Les difformes et les malades dans l'art.




Charcot, Jean-Martin, 1825-1893 ;
Richer, Paul-Marie-Louis-Pierre, 1849-1933.


Paris : Lecrosnier et Babé, 1889.

Description : [4] p., [i]-vi p., [1]-162 p., [1 l.] ; ill.: 87 in-text figs. ; 33 cm.

Photographs : phototypes.

Subject : Human abnormalities and disease — Iconology.

Notes :







Charcot recognized that his abilities as an artist were surpassed by those of Paul Richer and he came to rely on his young colleague to illustrate and redact his writings on art and medicine, on the iconology of disease in gothic architecture and old master paintings. Richer stood alongside Désiré-Magloire Bourneville in this regard, after illustrating beautifully Bourneville's Science et miracle. Louise Lateau, ou la stigmatisée belge (Paris: Progrès Médicale, 1875). Richer's first collaboration with Charcot for an iconology of art and medicine was their monograph titled, Les démoniaques dans l'art, published in 1887 (Paris: Delahaye & Lecrosnier).
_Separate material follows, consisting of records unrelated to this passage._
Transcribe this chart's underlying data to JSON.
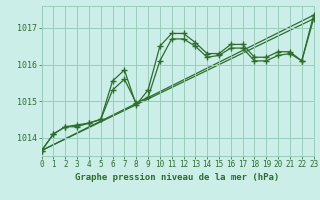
{
  "title": "Graphe pression niveau de la mer (hPa)",
  "background_color": "#cceee8",
  "grid_color": "#99ccbb",
  "line_color": "#2d6e2d",
  "xlim": [
    0,
    23
  ],
  "ylim": [
    1013.5,
    1017.6
  ],
  "yticks": [
    1014,
    1015,
    1016,
    1017
  ],
  "xticks": [
    0,
    1,
    2,
    3,
    4,
    5,
    6,
    7,
    8,
    9,
    10,
    11,
    12,
    13,
    14,
    15,
    16,
    17,
    18,
    19,
    20,
    21,
    22,
    23
  ],
  "series1_x": [
    0,
    1,
    2,
    3,
    4,
    5,
    6,
    7,
    8,
    9,
    10,
    11,
    12,
    13,
    14,
    15,
    16,
    17,
    18,
    19,
    20,
    21,
    22,
    23
  ],
  "series1_y": [
    1013.65,
    1014.1,
    1014.3,
    1014.3,
    1014.4,
    1014.5,
    1015.55,
    1015.85,
    1014.9,
    1015.3,
    1016.5,
    1016.85,
    1016.85,
    1016.6,
    1016.3,
    1016.3,
    1016.55,
    1016.55,
    1016.2,
    1016.2,
    1016.35,
    1016.35,
    1016.1,
    1017.35
  ],
  "series2_x": [
    0,
    1,
    2,
    3,
    4,
    5,
    6,
    7,
    8,
    9,
    10,
    11,
    12,
    13,
    14,
    15,
    16,
    17,
    18,
    19,
    20,
    21,
    22,
    23
  ],
  "series2_y": [
    1013.65,
    1014.1,
    1014.3,
    1014.35,
    1014.4,
    1014.5,
    1015.3,
    1015.6,
    1014.95,
    1015.1,
    1016.1,
    1016.7,
    1016.7,
    1016.5,
    1016.2,
    1016.25,
    1016.45,
    1016.45,
    1016.1,
    1016.1,
    1016.25,
    1016.3,
    1016.1,
    1017.25
  ],
  "series3_x": [
    0,
    23
  ],
  "series3_y": [
    1013.65,
    1017.35
  ],
  "series4_x": [
    0,
    23
  ],
  "series4_y": [
    1013.65,
    1017.25
  ]
}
Both monographs—the Démoniaques and the Difformes—were reworked into a major atlas by Paul Richer titled L'Art et la médecine. The first edition was published in 1902 (Paris: Gaultier, Magnier et Cie)\ and in the year following, 1903, Richer assumed the chair of art and anatomy at the École des Beaux-Arts. New editions of another major Richer atlas, Artistic Anatomy, are still being released and will probably never become defunct.